Crimes of sexual violence among teen-agers—how can we respond?

It's the kind of subject that most of us don't like to talk about. We may even want to pretend it doesn't exist. But no one can escape the headlines: a jogger is raped and brutally beaten by a gang of teen-agers; a seventeen-year-old girl with a mental impairment is sexually attacked by a group of boys, some of whom she has known since grammar school. The first of these attacks takes place in New York City; the second, in a fashionable suburban community. One is perpetrated by Hispanic and black youth; the other by middle-class whites.

A recent Time magazine report Time, June 5, 1989 . concludes that this kind of "sexual violence by adolescents transcends racial and class lines." Then Time warns, "Such attacks are now increasingly common across the U.S. According to the FBI, the number of arrests for rape committed by boys 18 years old or younger rose by 14.6% between 1983 and 1987."

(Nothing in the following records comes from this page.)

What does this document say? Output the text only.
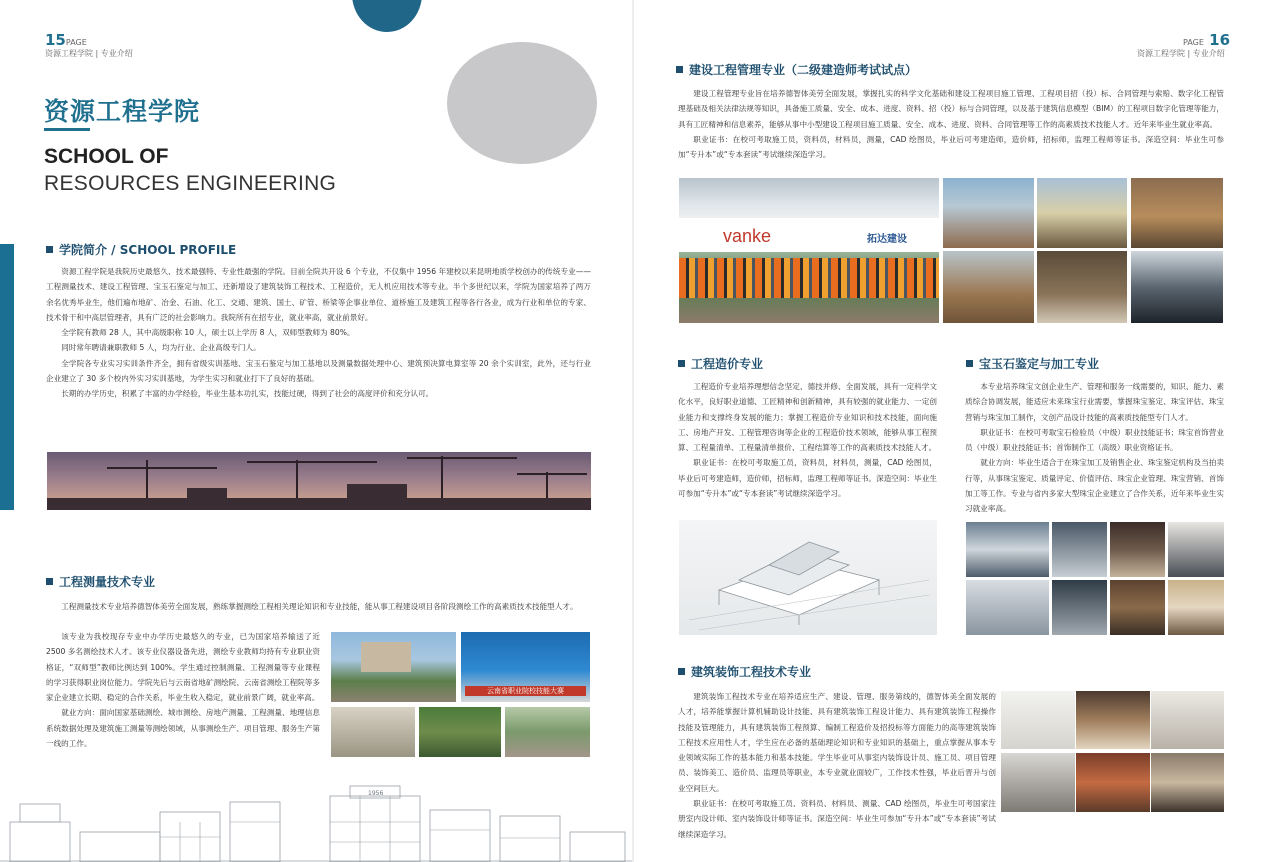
15PAGE
资源工程学院 | 专业介绍
资源工程学院
SCHOOL OF
RESOURCES ENGINEERING
学院简介 / SCHOOL PROFILE

资源工程学院是我院历史最悠久、技术最强特、专业性最强的学院。目前全院共开设 6 个专业，不仅集中 1956 年建校以来昆明地质学校创办的传统专业——工程测量技术、建设工程管理、宝玉石鉴定与加工、还新增设了建筑装饰工程技术、工程造价，无人机应用技术等专业。半个多世纪以来，学院为国家培养了两万余名优秀毕业生，他们遍布地矿、冶金、石油、化工、交通、建筑、国土、矿管、桥梁等企事业单位、道桥施工及建筑工程等各行各业，成为行业和单位的专家、技术骨干和中高层管理者，具有广泛的社会影响力。我院所有在招专业，就业率高，就业前景好。

全学院有教师 28 人，其中高级职称 10 人，硕士以上学历 8 人，双师型教师为 80%。

同时常年聘请兼职教师 5 人，均为行业、企业高级专门人。

全学院各专业实习实训条件齐全，拥有省级实训基地、宝玉石鉴定与加工基地以及测量数据处理中心、建筑预决算电算室等 20 余个实训室，此外，还与行业企业建立了 30 多个校内外实习实训基地，为学生实习和就业打下了良好的基础。

长期的办学历史，积累了丰富的办学经验，毕业生基本功扎实，技能过硬，得到了社会的高度评价和充分认可。

工程测量技术专业

工程测量技术专业培养德智体美劳全面发展，熟练掌握测绘工程相关理论知识和专业技能，能从事工程建设项目各阶段测绘工作的高素质技术技能型人才。

该专业为我校现存专业中办学历史最悠久的专业，已为国家培养输送了近 2500 多名测绘技术人才。该专业仪器设备先进，测绘专业教师均持有专业职业资格证，“双师型”教师比例达到 100%。学生通过控制测量、工程测量等专业课程的学习获得职业岗位能力。学院先后与云南省地矿测绘院、云南省测绘工程院等多家企业建立长期、稳定的合作关系，毕业生收入稳定，就业前景广阔，就业率高。

就业方向：面向国家基础测绘、城市测绘、房地产测量、工程测量、地理信息系统数据处理及建筑施工测量等测绘领域，从事测绘生产、项目管理、服务生产第一线的工作。

云南省职业院校技能大赛
1956
PAGE 16
资源工程学院 | 专业介绍
建设工程管理专业（二级建造师考试试点）

建设工程管理专业旨在培养德智体美劳全面发展，掌握扎实的科学文化基础和建设工程项目施工管理、工程项目招（投）标、合同管理与索赔、数字化工程管理基础及相关法律法规等知识，具备施工质量、安全、成本、进度、资料、招（投）标与合同管理，以及基于建筑信息模型（BIM）的工程项目数字化管理等能力，具有工匠精神和信息素养，能够从事中小型建设工程项目施工质量、安全、成本、进度、资料、合同管理等工作的高素质技术技能人才。近年来毕业生就业率高。

职业证书：在校可考取施工员，资料员，材料员，测量，CAD 绘图员，毕业后可考建造师，造价师，招标师，监理工程师等证书。深造空间：毕业生可参加“专升本”或“专本套读”考试继续深造学习。

vanke	拓达建设
工程造价专业

工程造价专业培养理想信念坚定、德技并修、全面发展，具有一定科学文化水平，良好职业道德、工匠精神和创新精神，具有较强的就业能力、一定创业能力和支撑终身发展的能力；掌握工程造价专业知识和技术技能，面向施工、房地产开发、工程管理咨询等企业的工程造价技术领域，能够从事工程预算、工程量清单、工程量清单报价、工程结算等工作的高素质技术技能人才。

职业证书：在校可考取施工员，资料员，材料员，测量，CAD 绘图员，毕业后可考建造师，造价师，招标师，监理工程师等证书。深造空间：毕业生可参加“专升本”或“专本套读”考试继续深造学习。

宝玉石鉴定与加工专业

本专业培养珠宝文创企业生产、管理和服务一线需要的，知识、能力、素质综合协调发展，能适应未来珠宝行业需要，掌握珠宝鉴定、珠宝评估、珠宝营销与珠宝加工制作，文创产品设计技能的高素质技能型专门人才。

职业证书：在校可考取宝石检验员（中级）职业技能证书；珠宝首饰营业员（中级）职业技能证书；首饰制作工（高级）职业资格证书。

就业方向：毕业生适合于在珠宝加工及销售企业、珠宝鉴定机构及当拍卖行等，从事珠宝鉴定、质量评定、价值评估、珠宝企业管理、珠宝营销、首饰加工等工作。专业与省内多家大型珠宝企业建立了合作关系，近年来毕业生实习就业率高。

建筑装饰工程技术专业

建筑装饰工程技术专业在培养适应生产、建设、管理、服务第线的，德智体美全面发展的人才，培养能掌握计算机辅助设计技能、具有建筑装饰工程设计能力、具有建筑装饰工程操作技能及管理能力，具有建筑装饰工程预算、编制工程造价及招投标等方面能力的高等建筑装饰工程技术应用性人才，学生应在必备的基础理论知识和专业知识的基础上，重点掌握从事本专业领域实际工作的基本能力和基本技能。学生毕业可从事室内装饰设计员、施工员、项目管理员、装饰美工、造价员、监理员等职业，本专业就业面较广，工作技术性强，毕业后晋升与创业空间巨大。

职业证书：在校可考取施工员、资料员、材料员、测量、CAD 绘图员，毕业生可考国家注册室内设计师、室内装饰设计师等证书。深造空间：毕业生可参加“专升本”或“专本套读”考试继续深造学习。
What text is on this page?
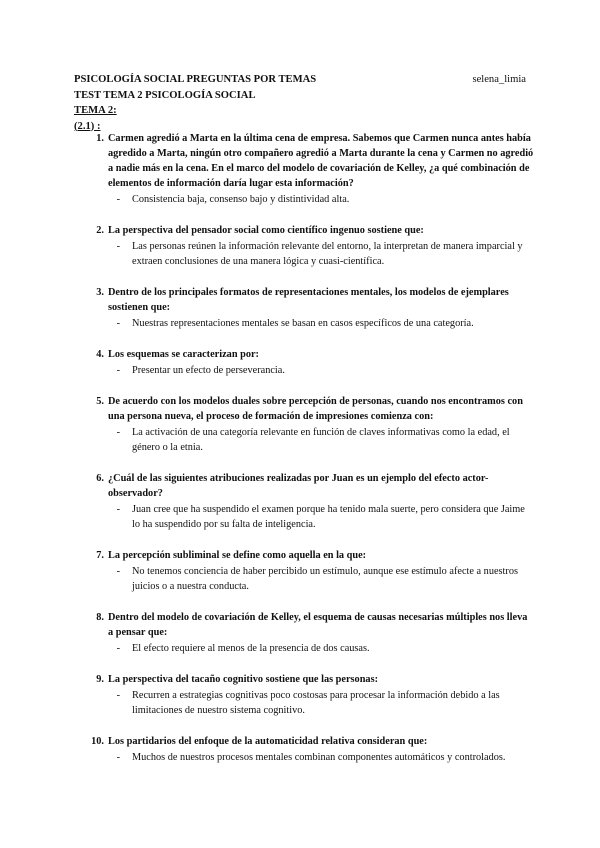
PSICOLOGÍA SOCIAL PREGUNTAS POR TEMAS	selena_limia
TEST TEMA 2 PSICOLOGÍA SOCIAL
TEMA 2:
(2.1) :
1. Carmen agredió a Marta en la última cena de empresa. Sabemos que Carmen nunca antes había agredido a Marta, ningún otro compañero agredió a Marta durante la cena y Carmen no agredió a nadie más en la cena. En el marco del modelo de covariación de Kelley, ¿a qué combinación de elementos de información daría lugar esta información?
-	Consistencia baja, consenso bajo y distintividad alta.
2. La perspectiva del pensador social como científico ingenuo sostiene que:
-	Las personas reúnen la información relevante del entorno, la interpretan de manera imparcial y extraen conclusiones de una manera lógica y cuasi-científica.
3. Dentro de los principales formatos de representaciones mentales, los modelos de ejemplares sostienen que:
-	Nuestras representaciones mentales se basan en casos específicos de una categoría.
4. Los esquemas se caracterizan por:
-	Presentar un efecto de perseverancia.
5. De acuerdo con los modelos duales sobre percepción de personas, cuando nos encontramos con una persona nueva, el proceso de formación de impresiones comienza con:
-	La activación de una categoría relevante en función de claves informativas como la edad, el género o la etnia.
6. ¿Cuál de las siguientes atribuciones realizadas por Juan es un ejemplo del efecto actor-observador?
-	Juan cree que ha suspendido el examen porque ha tenido mala suerte, pero considera que Jaime lo ha suspendido por su falta de inteligencia.
7. La percepción subliminal se define como aquella en la que:
-	No tenemos conciencia de haber percibido un estímulo, aunque ese estímulo afecte a nuestros juicios o a nuestra conducta.
8. Dentro del modelo de covariación de Kelley, el esquema de causas necesarias múltiples nos lleva a pensar que:
-	El efecto requiere al menos de la presencia de dos causas.
9. La perspectiva del tacaño cognitivo sostiene que las personas:
-	Recurren a estrategias cognitivas poco costosas para procesar la información debido a las limitaciones de nuestro sistema cognitivo.
10. Los partidarios del enfoque de la automaticidad relativa consideran que:
-	Muchos de nuestros procesos mentales combinan componentes automáticos y controlados.
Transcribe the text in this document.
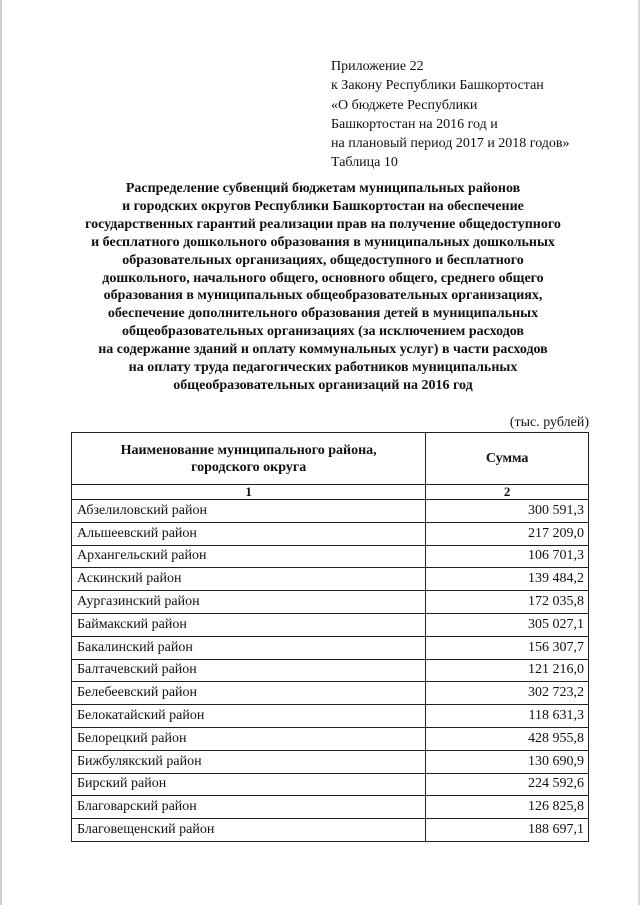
Приложение 22
к Закону Республики Башкортостан
«О бюджете Республики
Башкортостан на 2016 год и
на плановый период 2017 и 2018 годов»
Таблица 10
Распределение субвенций бюджетам муниципальных районов
и городских округов Республики Башкортостан на обеспечение
государственных гарантий реализации прав на получение общедоступного
и бесплатного дошкольного образования в муниципальных дошкольных
образовательных организациях, общедоступного и бесплатного
дошкольного, начального общего, основного общего, среднего общего
образования в муниципальных общеобразовательных организациях,
обеспечение дополнительного образования детей в муниципальных
общеобразовательных организациях (за исключением расходов
на содержание зданий и оплату коммунальных услуг) в части расходов
на оплату труда педагогических работников муниципальных
общеобразовательных организаций на 2016 год
(тыс. рублей)
Наименование муниципального района,
городского округа	Сумма
1	2
Абзелиловский район	300 591,3
Альшеевский район	217 209,0
Архангельский район	106 701,3
Аскинский район	139 484,2
Аургазинский район	172 035,8
Баймакский район	305 027,1
Бакалинский район	156 307,7
Балтачевский район	121 216,0
Белебеевский район	302 723,2
Белокатайский район	118 631,3
Белорецкий район	428 955,8
Бижбулякский район	130 690,9
Бирский район	224 592,6
Благоварский район	126 825,8
Благовещенский район	188 697,1
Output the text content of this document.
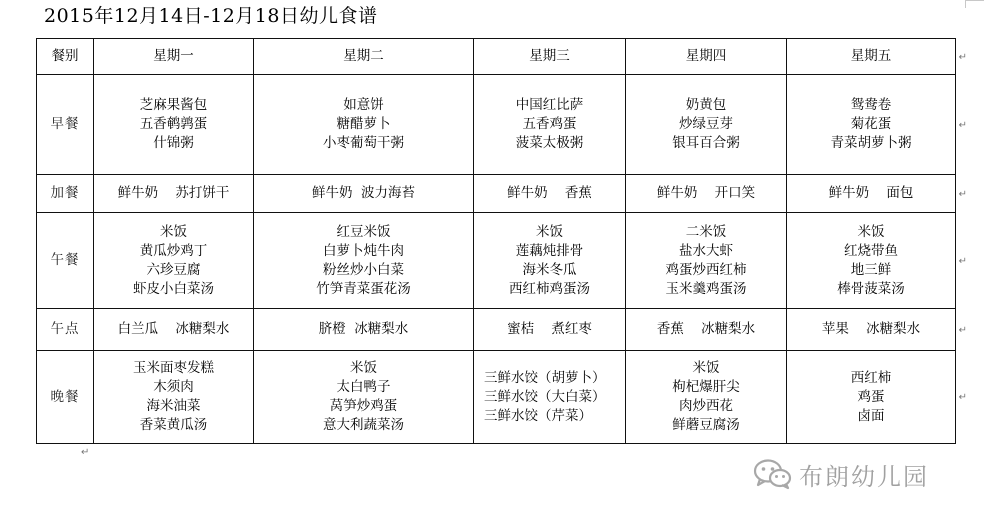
2015年12月14日-12月18日幼儿食谱
餐别	星期一	星期二	星期三	星期四	星期五 ↵

早餐	芝麻果酱包
五香鹌鹑蛋
什锦粥	如意饼
糖醋萝卜
小枣葡萄干粥	中国红比萨
五香鸡蛋
菠菜太极粥	奶黄包
炒绿豆芽
银耳百合粥	鸳鸯卷
菊花蛋
青菜胡萝卜粥
↵

加餐	鲜牛奶    苏打饼干	鲜牛奶  波力海苔	鲜牛奶    香蕉	鲜牛奶    开口笑	鲜牛奶    面包 ↵

午餐	米饭
黄瓜炒鸡丁
六珍豆腐
虾皮小白菜汤	红豆米饭
白萝卜炖牛肉
粉丝炒小白菜
竹笋青菜蛋花汤	米饭
莲藕炖排骨
海米冬瓜
西红柿鸡蛋汤	二米饭
盐水大虾
鸡蛋炒西红柿
玉米羹鸡蛋汤	米饭
红烧带鱼
地三鲜
棒骨菠菜汤
↵

午点	白兰瓜    冰糖梨水	脐橙  冰糖梨水	蜜桔    煮红枣	香蕉    冰糖梨水	苹果    冰糖梨水 ↵

晚餐	玉米面枣发糕
木须肉
海米油菜
香菜黄瓜汤	米饭
太白鸭子
莴笋炒鸡蛋
意大利蔬菜汤	三鲜水饺（胡萝卜）
三鲜水饺（大白菜）
三鲜水饺（芹菜）	米饭
枸杞爆肝尖
肉炒西花
鲜蘑豆腐汤	西红柿
鸡蛋
卤面
↵
↵
布朗幼儿园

Of course, the great majority of young people are leading normal, decent lives, contributing in many significant ways to the welfare of society. But unquestionably there is cause for serious concern as violent sexual crimes continue to grow in number and frequency. And perhaps just as troubling is what Time refers to as a growing moral, or mental, numbness affecting adolescent males: "That psychic numbness, predict experts, will have consequences far beyond the increasing victimization of women. If young people do not have a feeling of connectedness with other human beings and if they have no empathy, guilt, shame or sense of responsibility, then ultimately the value of human life will be lost."